Keir Starmer will deliver the most important speech of his leadership this morning, as he hopes to frame the argument that Labour will be making for the next few years leading up to the general election, and potentially well into the end of the decade. The economics-focused speech, which is timed to look ahead to next month’s Budget, will offer a “first glimpse of Starmerism”, as one aide breathlessly puts it, setting out the Labour leader’s personal analysis of what has gone wrong in the past decade and his vision for what a Labour government would do differently.
[Hear Ailbhe discuss Starmer’s speech on the New Statesman podcast]
There are two prongs to the narrative: that it is Conservative ideology that caused the UK to suffer so badly from the coronavirus pandemic, and that it is Labour who can be trusted to rebuild the country for the future. But rather than the Beveridge report of 1942 or Harold Wilson’s “white heat” speech, the parallel that Labour aides are keen to draw this morning is with the narrative developed by David Cameron and George Osborne in the wake of the economic crash of 2008. They successfully argued that the recession was an inevitable consequence of mismanagement of the economy and over-spending under Labour, a narrative that carried the Conservatives into Downing Street and that persists in public opinions about Labour’s economic competence to this day.
The work of Labour in the coming years is to unpick that narrative and replace it with its inverse: that the UK’s experience of the coronavirus pandemic, with one of the worst death rates and one of the worst recessions among developed economies, wasn’t just a product of mistakes made during the pandemic, but of Conservative decisions stretching back a decade. Coronavirus has shone a light into the cracks in British society that have been caused and exacerbated by Conservative ideology, Starmer will argue, and Labour is the party to fix it.

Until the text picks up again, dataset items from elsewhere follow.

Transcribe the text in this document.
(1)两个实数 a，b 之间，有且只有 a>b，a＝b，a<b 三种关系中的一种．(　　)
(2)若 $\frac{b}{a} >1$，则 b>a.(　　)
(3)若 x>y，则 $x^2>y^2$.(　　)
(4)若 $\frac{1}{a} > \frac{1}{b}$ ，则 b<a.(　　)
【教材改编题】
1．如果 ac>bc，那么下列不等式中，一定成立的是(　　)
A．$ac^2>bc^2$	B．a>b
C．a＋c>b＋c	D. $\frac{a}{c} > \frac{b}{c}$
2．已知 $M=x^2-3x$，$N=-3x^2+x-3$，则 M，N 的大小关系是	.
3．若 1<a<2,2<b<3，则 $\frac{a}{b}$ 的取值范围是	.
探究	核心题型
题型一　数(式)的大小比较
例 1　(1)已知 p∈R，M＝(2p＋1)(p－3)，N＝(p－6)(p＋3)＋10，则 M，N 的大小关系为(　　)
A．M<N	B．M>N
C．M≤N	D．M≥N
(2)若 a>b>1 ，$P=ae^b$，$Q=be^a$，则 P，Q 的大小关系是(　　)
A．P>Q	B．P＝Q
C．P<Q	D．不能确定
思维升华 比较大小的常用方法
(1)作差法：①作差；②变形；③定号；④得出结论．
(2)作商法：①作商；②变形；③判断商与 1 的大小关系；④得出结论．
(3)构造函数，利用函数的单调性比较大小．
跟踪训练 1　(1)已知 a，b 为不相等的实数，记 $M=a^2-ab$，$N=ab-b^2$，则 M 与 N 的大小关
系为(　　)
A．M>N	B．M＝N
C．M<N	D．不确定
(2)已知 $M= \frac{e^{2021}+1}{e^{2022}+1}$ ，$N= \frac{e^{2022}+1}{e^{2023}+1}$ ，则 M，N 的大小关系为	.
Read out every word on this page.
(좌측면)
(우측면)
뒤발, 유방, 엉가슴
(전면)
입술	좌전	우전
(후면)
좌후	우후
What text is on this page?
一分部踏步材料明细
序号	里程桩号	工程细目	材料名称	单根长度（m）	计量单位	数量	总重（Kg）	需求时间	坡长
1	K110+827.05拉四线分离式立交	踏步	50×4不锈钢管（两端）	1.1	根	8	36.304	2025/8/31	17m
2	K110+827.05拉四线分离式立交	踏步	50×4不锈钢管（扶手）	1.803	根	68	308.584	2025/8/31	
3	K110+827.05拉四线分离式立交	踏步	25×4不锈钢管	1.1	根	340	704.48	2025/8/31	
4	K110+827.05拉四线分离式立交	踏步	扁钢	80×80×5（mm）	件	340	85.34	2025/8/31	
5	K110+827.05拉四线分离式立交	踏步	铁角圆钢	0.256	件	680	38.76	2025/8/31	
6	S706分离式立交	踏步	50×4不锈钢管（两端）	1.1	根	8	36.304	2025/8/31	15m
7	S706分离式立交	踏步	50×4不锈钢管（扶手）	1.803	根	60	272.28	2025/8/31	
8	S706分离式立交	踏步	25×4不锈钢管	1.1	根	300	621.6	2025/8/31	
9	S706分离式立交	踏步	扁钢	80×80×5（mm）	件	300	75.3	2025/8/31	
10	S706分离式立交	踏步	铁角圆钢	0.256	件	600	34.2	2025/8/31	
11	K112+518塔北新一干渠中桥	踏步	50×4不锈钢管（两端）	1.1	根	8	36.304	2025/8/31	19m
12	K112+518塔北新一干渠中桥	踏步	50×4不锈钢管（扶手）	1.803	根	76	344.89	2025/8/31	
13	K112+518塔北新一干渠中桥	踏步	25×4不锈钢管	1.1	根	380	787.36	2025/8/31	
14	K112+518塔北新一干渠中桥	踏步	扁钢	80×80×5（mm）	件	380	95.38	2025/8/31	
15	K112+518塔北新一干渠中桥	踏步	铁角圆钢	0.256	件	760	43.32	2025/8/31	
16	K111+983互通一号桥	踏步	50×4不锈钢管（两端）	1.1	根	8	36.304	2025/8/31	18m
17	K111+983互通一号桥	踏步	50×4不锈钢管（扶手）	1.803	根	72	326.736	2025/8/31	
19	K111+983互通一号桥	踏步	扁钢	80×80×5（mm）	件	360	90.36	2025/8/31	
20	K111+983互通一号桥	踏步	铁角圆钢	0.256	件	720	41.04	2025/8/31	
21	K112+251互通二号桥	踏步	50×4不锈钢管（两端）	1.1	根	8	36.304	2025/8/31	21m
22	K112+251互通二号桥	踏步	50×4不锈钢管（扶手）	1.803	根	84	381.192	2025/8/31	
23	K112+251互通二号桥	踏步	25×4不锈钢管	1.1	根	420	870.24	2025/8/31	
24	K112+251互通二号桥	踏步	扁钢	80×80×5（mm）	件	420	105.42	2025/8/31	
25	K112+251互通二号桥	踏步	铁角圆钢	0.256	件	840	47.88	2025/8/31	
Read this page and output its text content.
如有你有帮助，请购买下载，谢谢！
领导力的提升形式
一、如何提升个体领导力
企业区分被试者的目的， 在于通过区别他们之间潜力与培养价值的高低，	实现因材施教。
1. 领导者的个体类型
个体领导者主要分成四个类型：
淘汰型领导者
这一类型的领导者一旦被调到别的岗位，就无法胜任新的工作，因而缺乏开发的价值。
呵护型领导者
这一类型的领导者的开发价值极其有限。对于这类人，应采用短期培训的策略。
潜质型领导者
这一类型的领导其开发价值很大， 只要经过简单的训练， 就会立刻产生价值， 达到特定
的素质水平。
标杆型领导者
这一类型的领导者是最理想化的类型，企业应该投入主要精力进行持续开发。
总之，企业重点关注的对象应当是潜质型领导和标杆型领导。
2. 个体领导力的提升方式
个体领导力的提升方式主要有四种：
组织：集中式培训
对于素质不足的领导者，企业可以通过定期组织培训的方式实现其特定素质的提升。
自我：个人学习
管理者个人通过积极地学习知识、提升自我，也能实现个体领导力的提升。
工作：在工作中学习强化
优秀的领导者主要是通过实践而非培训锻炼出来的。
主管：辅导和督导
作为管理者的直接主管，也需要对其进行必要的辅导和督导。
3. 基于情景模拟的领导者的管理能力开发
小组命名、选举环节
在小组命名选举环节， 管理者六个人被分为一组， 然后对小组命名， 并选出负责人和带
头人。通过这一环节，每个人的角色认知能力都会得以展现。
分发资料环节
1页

The framing of Labour’s proposal – to be the party to rebuild – is explicitly directed towards those longstanding concerns about the party’s economic competence. Rather than simply largesse versus austerity, the pitch of the Labour party under Starmer is framed around the themes that Anneliese Dodds and her shadow treasury team, as well as other shadow cabinet ministers with economics-related briefs, have been pushing for the past year: security, building economic resilience, repairing our weak economic foundations, investing, and managing the public finances responsibly. It is an anti-austerity argument, yes, but framed in the reassuring language of economic competence and responsibility.
The speech comes against a backdrop of criticism about the Labour leader in the commentariat and among MPs in his own party, who worry that he has struggled to set out a clear vision of what Labour stands for, and argue that the party should be performing better in the polls. Those close to the Labour leader and shadow chancellor grumble that critics asking for more proactive moves from the leadership could simply have waited a weekend, for Rachel Reeves’ speech on cronyism and Starmer’s own long-planned intervention today.
Some on the left, including Momentum, have pre-emptively condemned the speech for a lack of ambition; whether that is a fair critique will rest on the major policy announcements that have been saved for the speech itself. The speech isn’t, however, a response to Starmer’s critics, or a new effort to be bolder, but part of the leadership’s pre-existing plan. Today is about unveiling Keir Starmer’s vision for the UK under a Labour government, but with the core objective of addressing Labour’s achilles heel on the economy, which John McDonnell himself worked hard to address as shadow chancellor. It’s the beginning of an effort to displace Cameron and Osborne’s decades-long, election-winning narrative, and to begin replacing it with one that Keir Starmer hopes will deliver the same success for Labour.